Menurut Spalletti, Juventus bahkan mengirim delapan pemain ke depan untuk mengejar bola. Kondisi tersebut menciptakan ruang besar di belakang yang kemudian dimanfaatkan Sassuolo.
"Dengan delapan pemain bergerak maju untuk menyerang bola, itu membuat celah besar di belakang. Namun, kami memiliki peluang untuk menang 3-2 lebih awal, jadi para pemain berpikir mereka bisa menang, dan saya adalah orang yang mendorong mereka untuk pergi dan menang, tetapi mungkin mereka mengartikan instruksi saya terlalu harfiah dan semua orang ikut menyerang pada saat yang sama," kata Spalletti.
Pelatih Juventus tersebut tetap melihat sisi positif dari agresivitas anak asuhnya. Dia menilai keinginan untuk terus mengejar kemenangan merupakan hal yang bagus, tetapi pendekatan tersebut harus diimbangi dengan kontrol permainan.
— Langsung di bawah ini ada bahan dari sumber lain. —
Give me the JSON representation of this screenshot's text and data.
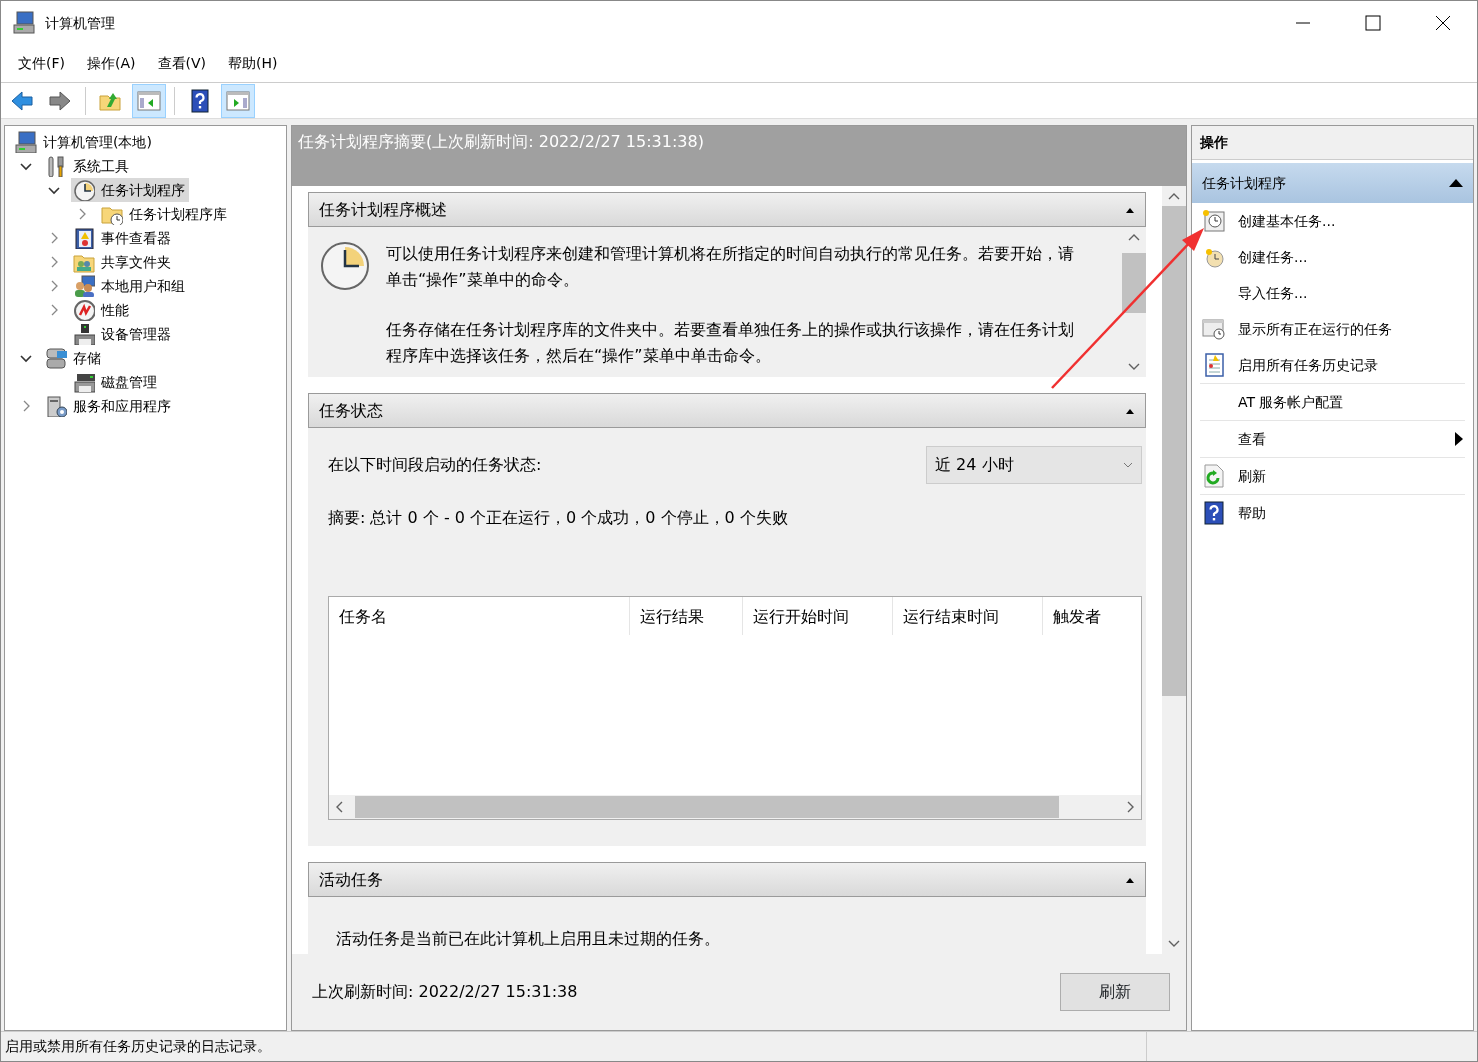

"Kami harus mengambil niat positif dari keinginan untuk menang dengan segala cara, dan saya pikir mereka telah menciptakan situasi untuk membalikkan keadaan demi mendapatkan tiga poin. Namun, kami sudah berada di penghujung pertandingan dan terlalu tidak seimbang. Membiarkan ruang-ruang seperti itu tidak diragukan lagi merupakan kesalahan kami, tetapi itu muncul dari keinginan untuk menang," lanjut Spalletti.